As they were negotiating the partition of the Ottoman Empire, the Allies were growing increasingly concerned about the Turkish National Movement. To this end, the Allied occupational authorities in Constantinople began planning a raid to arrest nationalist politicians and journalists along with occupying military and police installations and government buildings. On 16 March 1920, the raid was carried out; several Royal Navy warships were anchored in the Galata Bridge to support British forces while they carried out the arrests and occupied several government buildings in the early hours of the morning.

== Raid ==

As part of the raid, two lorries of British Indian Army troops were dispatched to occupy an Ottoman Army barracks occupied by 61 soldiers from the 10th Infantry Division in Şehzadebaşı. The lorries arrived near the barracks around 05:45, with the soldiers from one lorry parking on a street and inspecting all passers-by while the other parked in front of the barracks.

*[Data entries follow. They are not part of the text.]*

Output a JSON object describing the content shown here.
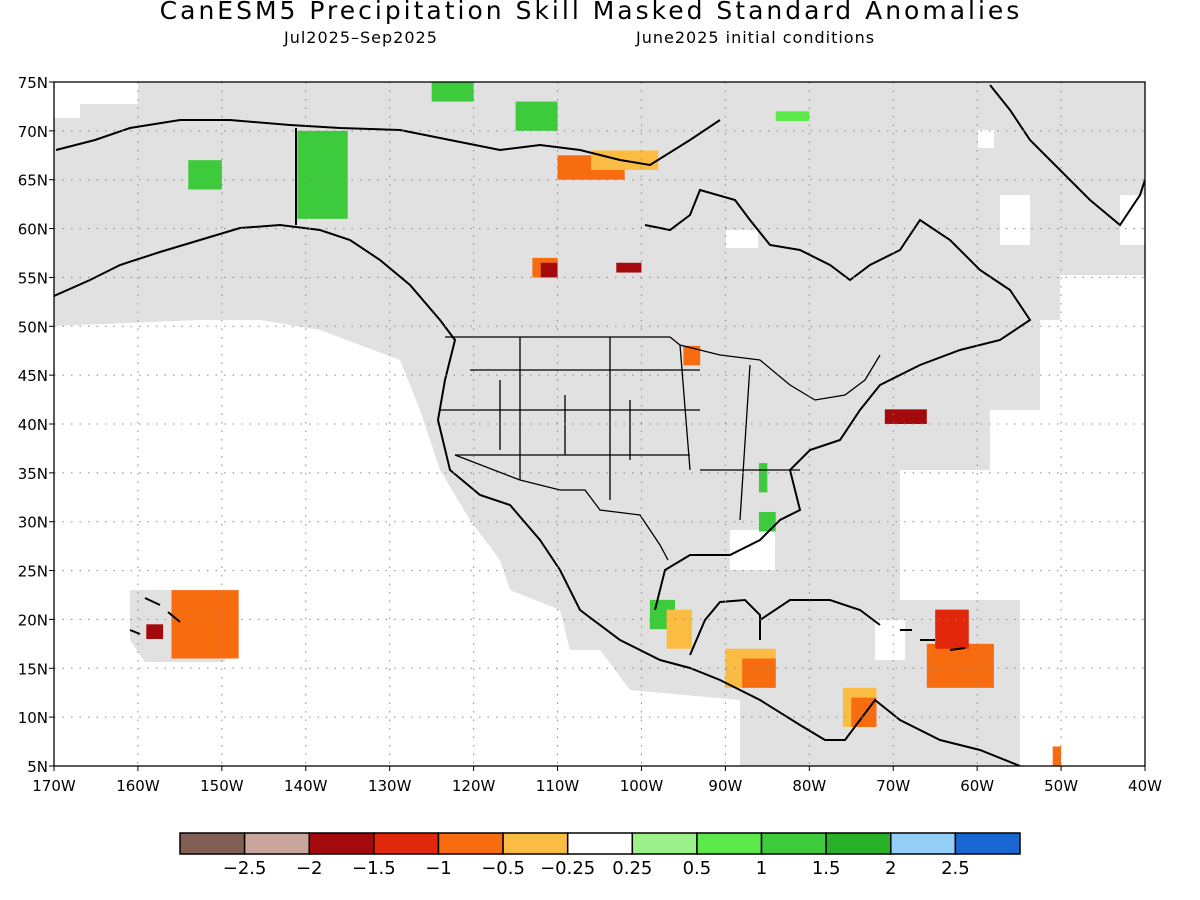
{
  "title": "CanESM5 Precipitation Skill Masked Standard Anomalies",
  "subtitle_left": "Jul2025–Sep2025",
  "subtitle_right": "June2025 initial conditions",
  "map": {
    "lon_range": [
      -170,
      -40
    ],
    "lat_range": [
      5,
      75
    ],
    "lat_labels": [
      "75N",
      "70N",
      "65N",
      "60N",
      "55N",
      "50N",
      "45N",
      "40N",
      "35N",
      "30N",
      "25N",
      "20N",
      "15N",
      "10N",
      "5N"
    ],
    "lon_labels": [
      "170W",
      "160W",
      "150W",
      "140W",
      "130W",
      "120W",
      "110W",
      "100W",
      "90W",
      "80W",
      "70W",
      "60W",
      "50W",
      "40W"
    ],
    "grid": "dotted",
    "mask_color": "#e1e1e1"
  },
  "colorbar": {
    "colors": [
      "#825f55",
      "#c9a59b",
      "#a40a0b",
      "#e1280a",
      "#f86c10",
      "#fbbc43",
      "#ffffff",
      "#9cf08a",
      "#5bea4a",
      "#3dcb3d",
      "#26b126",
      "#94cdf5",
      "#1967d2"
    ],
    "labels": [
      "−2.5",
      "−2",
      "−1.5",
      "−1",
      "−0.5",
      "−0.25",
      "0.25",
      "0.5",
      "1",
      "1.5",
      "2",
      "2.5"
    ]
  },
  "anomalies": [
    {
      "lon_range": [
        -156,
        -148
      ],
      "lat_range": [
        16,
        23
      ],
      "value": -1.0
    },
    {
      "lon_range": [
        -159,
        -157
      ],
      "lat_range": [
        18,
        19.5
      ],
      "value": -1.7
    },
    {
      "lon_range": [
        -141,
        -135
      ],
      "lat_range": [
        61,
        70
      ],
      "value": 1.2
    },
    {
      "lon_range": [
        -154,
        -150
      ],
      "lat_range": [
        64,
        67
      ],
      "value": 1.2
    },
    {
      "lon_range": [
        -125,
        -120
      ],
      "lat_range": [
        73,
        75
      ],
      "value": 1.2
    },
    {
      "lon_range": [
        -115,
        -110
      ],
      "lat_range": [
        70,
        73
      ],
      "value": 1.2
    },
    {
      "lon_range": [
        -84,
        -80
      ],
      "lat_range": [
        71,
        72
      ],
      "value": 0.6
    },
    {
      "lon_range": [
        -110,
        -102
      ],
      "lat_range": [
        65,
        67.5
      ],
      "value": -0.9
    },
    {
      "lon_range": [
        -106,
        -98
      ],
      "lat_range": [
        66,
        68
      ],
      "value": -0.4
    },
    {
      "lon_range": [
        -113,
        -110
      ],
      "lat_range": [
        55,
        57
      ],
      "value": -1.0
    },
    {
      "lon_range": [
        -112,
        -110
      ],
      "lat_range": [
        55,
        56.5
      ],
      "value": -1.7
    },
    {
      "lon_range": [
        -103,
        -100
      ],
      "lat_range": [
        55.5,
        56.5
      ],
      "value": -1.7
    },
    {
      "lon_range": [
        -95,
        -93
      ],
      "lat_range": [
        46,
        48
      ],
      "value": -1.0
    },
    {
      "lon_range": [
        -71,
        -66
      ],
      "lat_range": [
        40,
        41.5
      ],
      "value": -1.7
    },
    {
      "lon_range": [
        -99,
        -96
      ],
      "lat_range": [
        19,
        22
      ],
      "value": 1.2
    },
    {
      "lon_range": [
        -86,
        -84
      ],
      "lat_range": [
        29,
        31
      ],
      "value": 1.2
    },
    {
      "lon_range": [
        -86,
        -85
      ],
      "lat_range": [
        33,
        36
      ],
      "value": 1.0
    },
    {
      "lon_range": [
        -97,
        -94
      ],
      "lat_range": [
        17,
        21
      ],
      "value": -0.4
    },
    {
      "lon_range": [
        -90,
        -84
      ],
      "lat_range": [
        13,
        17
      ],
      "value": -0.4
    },
    {
      "lon_range": [
        -88,
        -84
      ],
      "lat_range": [
        13,
        16
      ],
      "value": -1.0
    },
    {
      "lon_range": [
        -66,
        -58
      ],
      "lat_range": [
        13,
        17.5
      ],
      "value": -1.0
    },
    {
      "lon_range": [
        -65,
        -61
      ],
      "lat_range": [
        17,
        21
      ],
      "value": -1.5
    },
    {
      "lon_range": [
        -76,
        -72
      ],
      "lat_range": [
        9,
        13
      ],
      "value": -0.4
    },
    {
      "lon_range": [
        -75,
        -72
      ],
      "lat_range": [
        9,
        12
      ],
      "value": -1.0
    },
    {
      "lon_range": [
        -51,
        -50
      ],
      "lat_range": [
        5,
        7
      ],
      "value": -1.0
    }
  ]
}
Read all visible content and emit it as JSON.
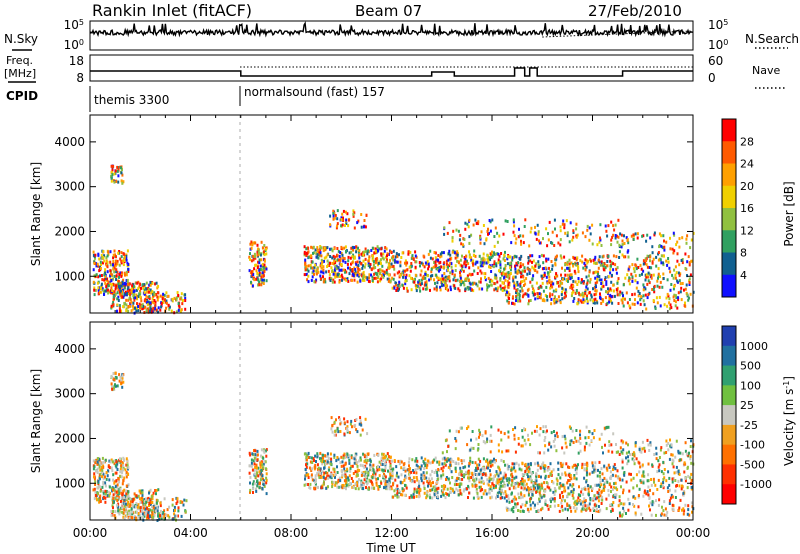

As a group of 50 to 60 British Indian Army troops began to advance on the barracks, two soldiers stationed at the entrance began to resist the occupation by force of arms, leading to a shootout where one Ottoman soldier was wounded before both were captured. The British Indian Army proceeded to storm the barracks, capturing all the soldiers and weapons inside. 4 Ottoman soldiers were killed in the ensuing shootout while 9 were wounded and 1 went missing (one of the Ottoman wounded later died from his injuries). No casualties were reported on the British side.

== Aftermath ==

The overall raid culminated with the dissolution of the Ottoman Parliament. However, the Allied occupation continued to become increasingly unstable, particularly in the face of increasing resistance from the Turkish National Movement. In September 1922, the Chanak Crisis broke out as the government of the United Kingdom requested support from its colonies for a potential all-out war with the Government of the Grand National Assembly. However, Canada refused to support Britain and British Prime Minister David Lloyd George resigned. On 4 October 1923, the British, along with the French, Italians and Greeks left the city, concluding the occupation of Constantinople.

Though memory of the raid gradually receded in the following decades, it was revived via commemoration efforts initiated by the government of Turkey in the 21st century. As noted by Turkish historian Ayhan Kaya, these efforts were part of an effort by the Turkish state to commemorate both the Turkish War of Independence and the Gallipoli campaign, which "added new color to the ethnocentric and nationalist texture of everyday life in modern Turkey."